General information
- Location: Estância, Sergipe, Brazil
- Coordinates: 12°58′23″S 38°30′48″W﻿ / ﻿12.9731°S 38.5132°W

Technical details
- Floor count: 2

National Historic Heritage of Brazil
- Designated: 1962
- Reference no.: 679

= House at Praça Rio Branco No. 35 =

Historical colonial house in Brazil

The House at Praça Rio Branco No. 35 (Casa à Praça Rio Branco, nº 35) is a sobrado, or Portuguese Colonial multi-story house, in Estância, Sergipe, Brazil. It house the Clube Republicano (Republican Club), the first organization of this size in the Province of Sergipe Del Rey. It also served as the residence of Dom Pedro II during his visit to the city.
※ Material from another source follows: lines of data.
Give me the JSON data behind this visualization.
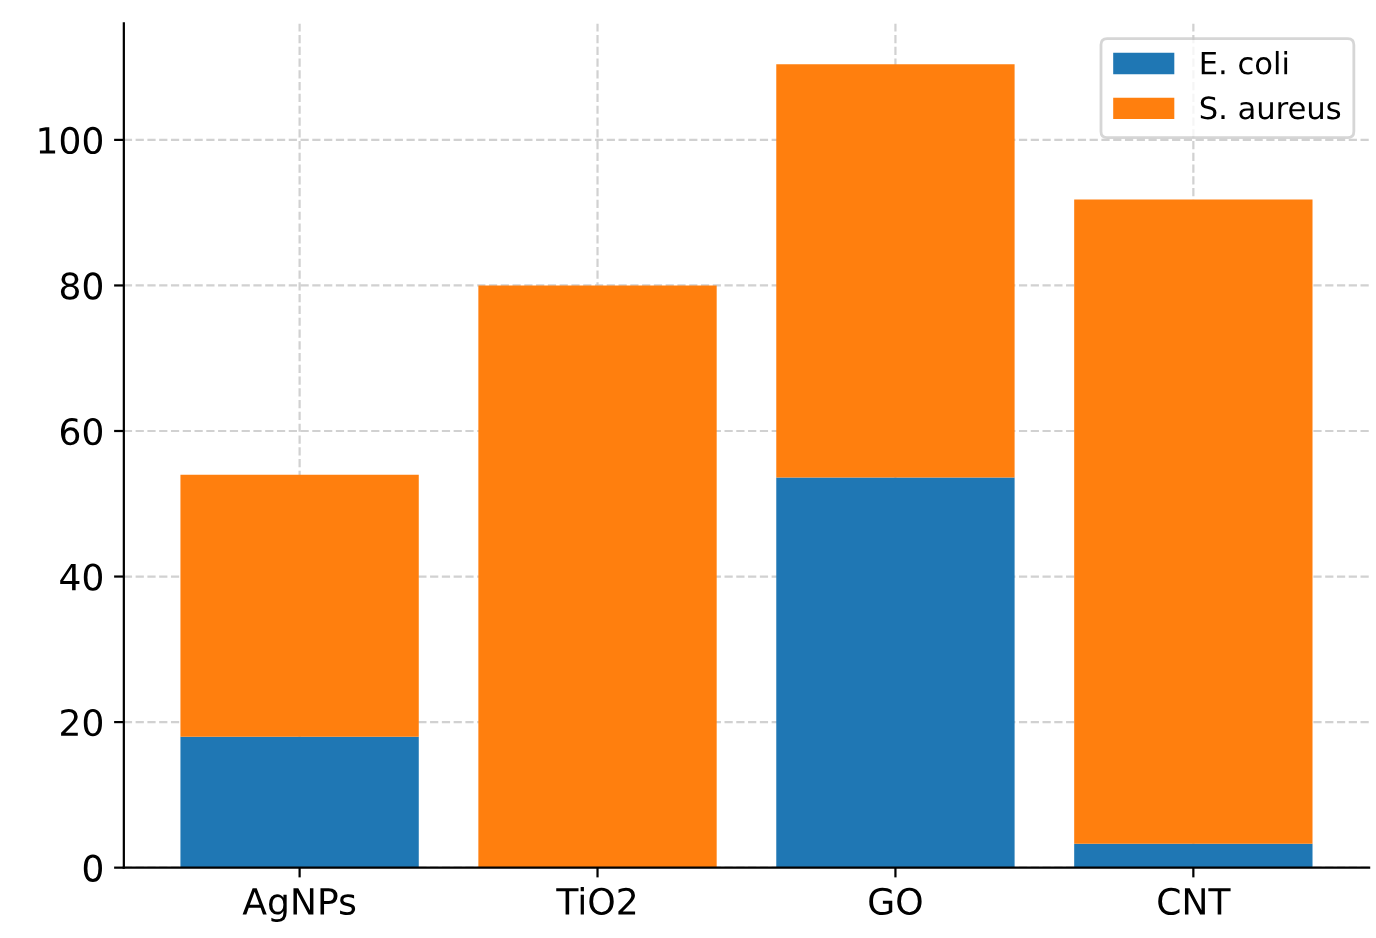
{
  "chart_data": {
    "type": "bar",
    "stacked": true,
    "categories": [
      "AgNPs",
      "TiO2",
      "GO",
      "CNT"
    ],
    "series": [
      {
        "name": "E. coli",
        "color": "#1f77b4",
        "values": [
          18,
          0,
          53.6,
          3.3
        ]
      },
      {
        "name": "S. aureus",
        "color": "#ff7f0e",
        "values": [
          36,
          80,
          56.8,
          88.5
        ]
      }
    ],
    "ylim": [
      0,
      116
    ],
    "yticks": [
      0,
      20,
      40,
      60,
      80,
      100
    ],
    "grid": true,
    "line_style": "dashed",
    "legend": "top right"
  }
}
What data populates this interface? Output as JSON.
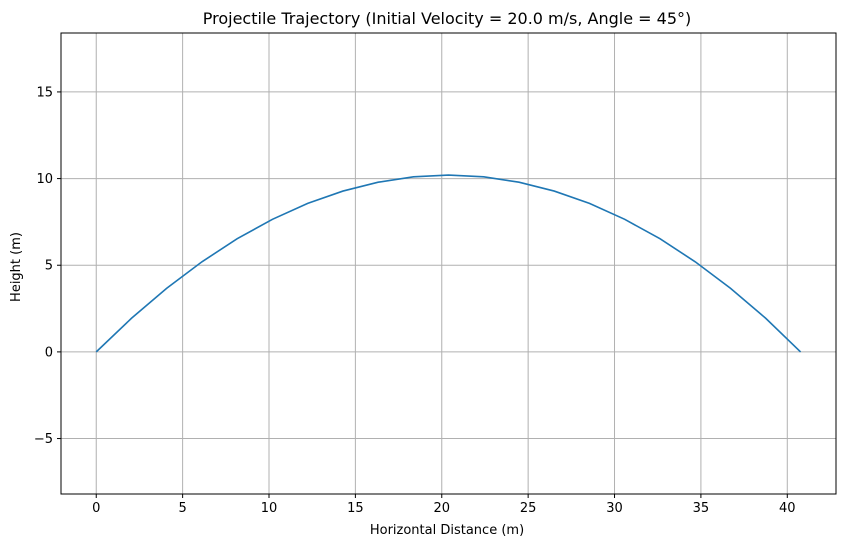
{
  "chart_data": {
    "type": "line",
    "title": "Projectile Trajectory (Initial Velocity = 20.0 m/s, Angle = 45°)",
    "xlabel": "Horizontal Distance (m)",
    "ylabel": "Height (m)",
    "xlim": [
      -2.04,
      42.82
    ],
    "ylim": [
      -8.2,
      18.4
    ],
    "x_ticks": [
      0,
      5,
      10,
      15,
      20,
      25,
      30,
      35,
      40
    ],
    "x_tick_labels": [
      "0",
      "5",
      "10",
      "15",
      "20",
      "25",
      "30",
      "35",
      "40"
    ],
    "y_ticks": [
      -5,
      0,
      5,
      10,
      15
    ],
    "y_tick_labels": [
      "−5",
      "0",
      "5",
      "10",
      "15"
    ],
    "grid": true,
    "line_color": "#1f77b4",
    "series": [
      {
        "x": [
          0,
          2.04,
          4.08,
          6.12,
          8.16,
          10.2,
          12.24,
          14.28,
          16.32,
          18.36,
          20.39,
          22.43,
          24.47,
          26.51,
          28.55,
          30.59,
          32.63,
          34.67,
          36.71,
          38.75,
          40.77
        ],
        "y": [
          0,
          1.94,
          3.67,
          5.2,
          6.53,
          7.65,
          8.57,
          9.28,
          9.79,
          10.1,
          10.2,
          10.1,
          9.79,
          9.28,
          8.57,
          7.65,
          6.53,
          5.2,
          3.67,
          1.94,
          0
        ]
      }
    ]
  }
}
The house dates to the first quarter of the 19th century, but details on its origin are lacking. The house has two stories with four roof eaves and a wooden frame. The ground floor has four doors and three windows with alternating curved poles and wooden jambs. The second floor has seven windows with balconies on wooden balustrades. The lateral façade of the upper floor have windows similar to those of the main façade. The rear façade is an extension of the upper floor and is supported by masonry pilasters. The extension of the house is of more recent construction.

==Protected status==
The House at Praça Rio Branco No. 35 was listed as a historic structure by the National Institute of Historic and Artistic Heritage in 1962. It was included in the Book of Historical Works as Inscription no. 679. The directive is dated July 7, 1962.